Here is a very familiar feeling. A gut punch so hard that I cannot breathe. An immediate knowing of the dismantling of assumptions and expectations that is to come. A depth of love and a depth of panic that I don’t know what to do or say next. And a depth of responsibility to be oh-so-careful about what to say or do next.

Grief, comparison, and pride are thieves. Guilt rides shotgun next to them—guilt for not knowing my child was in silent pain, guilt for focusing on my own feelings before recognizing how hard this has been for her.

The following days are a blur. It’s the end of summer, and we have a precious five days together. I’m supposed to have joy as I soak up every moment they are home. I’m supposed to pray over them, cheer them on, and be here when they need me. But, I can’t.

I’m in my body, but not really present. I want to hide. I cannot focus. I cannot sleep well. I don’t want to cook or laugh or socialize. I can’t look at shiny family photos on social media feeds. I can hardly hold a normal conversation. Emotions and tears are constantly just under the surface.


So in the following days, we did the best we could. We had honest, hard conversations. We cried. We talked about the love of God. We talked about wavering faith. We talked about our own sins and Jesus and the cross. We affirmed our unconditional love, reminding each one that they are made in God’s image, and that their identity is in Christ above all else. And as parents, we once again bore a weight in our hearts that was all too familiar.

We tried to do some “normal” things, too. We laughed when we could. We played our favorite family game. We had family meals. Then we did laundry. We packed plastic bins, and we packed cars. We slipped cash into the hands of each kid like we always do before they leave. Then finally, we waved goodbye to three sets of taillights, to three different kids, at three different times, with silent tears and hearts burning high in our throats. Is it possible to be constantly praying under one’s breath for five days through tears and laughter? Is it possible to hold such pain and sadness in tension with loving someone so very much? Yes, it is. But it’s exhausting.

I do not want this right now. I can’t avoid it, and I don’t want it. My heart hurts.

But what I want, I cannot have.

Nor is it likely what I need.

What I need is only what God can give. His comfort, his presence, his Word, his timing, and his shoulders that can bear this—his heart that already knows every emotion that I feel. His hands that made me are now holding me.

And isn’t that exactly what my son and my daughter need—to be known and loved?


Isn’t that what we all need?

It’s a level field at the foot of the cross. And as I lay here, looking up at the cross from the puddle of uncertainty and grief, I know that I’m probably right where God wants me: remembering that I am his child, made for his glory. Just like my children. His plans are better and higher than ours. He says that nothing will be able to separate us from the love of God that is in Christ Jesus. Thank God for Romans 8.
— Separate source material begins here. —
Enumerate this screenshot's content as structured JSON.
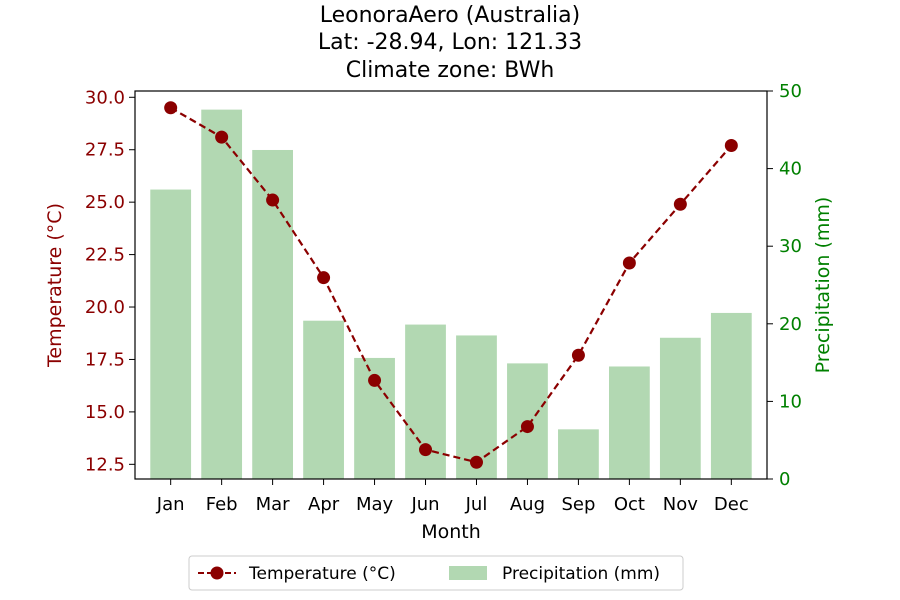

So that is why I’m writing this.

One, because I don’t want to forget how this feels. I know that what I am experiencing will be used for God’s glory, even though right now I cannot see how. I know that even though I feel very alone, the Lord is closer than ever.

And two, I ask you please… pray. Pray for my family as we journey through this season. Pray for other families that may be going through their own journey. Pray for those who are feeling alone and scared, and uncertain about their identity. Pray that they will find their identity in Christ, at the cross, where he wants to meet them and love them.
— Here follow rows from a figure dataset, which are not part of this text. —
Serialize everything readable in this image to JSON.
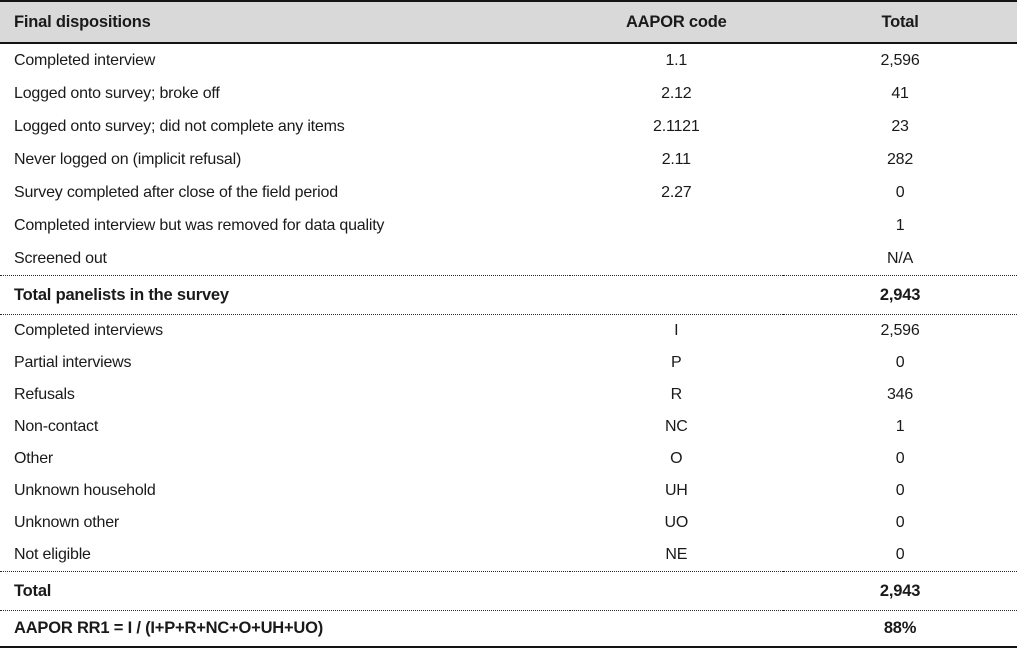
{
  "table": {
    "title_semantic": "AAPOR final dispositions and response rate table",
    "columns": {
      "label": "Final dispositions",
      "code": "AAPOR code",
      "total": "Total"
    },
    "section1": [
      {
        "label": "Completed interview",
        "code": "1.1",
        "total": "2,596"
      },
      {
        "label": "Logged onto survey; broke off",
        "code": "2.12",
        "total": "41"
      },
      {
        "label": "Logged onto survey; did not complete any items",
        "code": "2.1121",
        "total": "23"
      },
      {
        "label": "Never logged on (implicit refusal)",
        "code": "2.11",
        "total": "282"
      },
      {
        "label": "Survey completed after close of the field period",
        "code": "2.27",
        "total": "0"
      },
      {
        "label": "Completed interview but was removed for data quality",
        "code": "",
        "total": "1"
      },
      {
        "label": "Screened out",
        "code": "",
        "total": "N/A"
      }
    ],
    "subtotal1": {
      "label": "Total panelists in the survey",
      "code": "",
      "total": "2,943"
    },
    "section2": [
      {
        "label": "Completed interviews",
        "code": "I",
        "total": "2,596"
      },
      {
        "label": "Partial interviews",
        "code": "P",
        "total": "0"
      },
      {
        "label": "Refusals",
        "code": "R",
        "total": "346"
      },
      {
        "label": "Non-contact",
        "code": "NC",
        "total": "1"
      },
      {
        "label": "Other",
        "code": "O",
        "total": "0"
      },
      {
        "label": "Unknown household",
        "code": "UH",
        "total": "0"
      },
      {
        "label": "Unknown other",
        "code": "UO",
        "total": "0"
      },
      {
        "label": "Not eligible",
        "code": "NE",
        "total": "0"
      }
    ],
    "subtotal2": {
      "label": "Total",
      "code": "",
      "total": "2,943"
    },
    "rate_row": {
      "label": "AAPOR RR1 = I / (I+P+R+NC+O+UH+UO)",
      "code": "",
      "total": "88%"
    }
  },
  "colors": {
    "header_bg": "#d9d9d9",
    "rule": "#141414",
    "text": "#1a1a1a"
  }
}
Perhaps even dare to pray “Lord, adjust my posture to love others as you have loved me.”

And so, we continue on this journey. To quote Eugene Peterson, it’s a “long obedience in the same direction.” Our focus has shifted away from guilt and regret (which is just where the enemy wants us) to a heightened awareness of our own need for Jesus. And isn’t that where God wants all of us? So, of course, we keep loving our kids and their friends. We keep walking toward the messiness of relationships and sitting with the marginalized. It’s complicated. It’s hard. But it’s also sacred. And it’s the family the Lord has given us to shepherd, to love. And we do.
The author of this article is anonymous for the sake of the privacy of the individual and this family.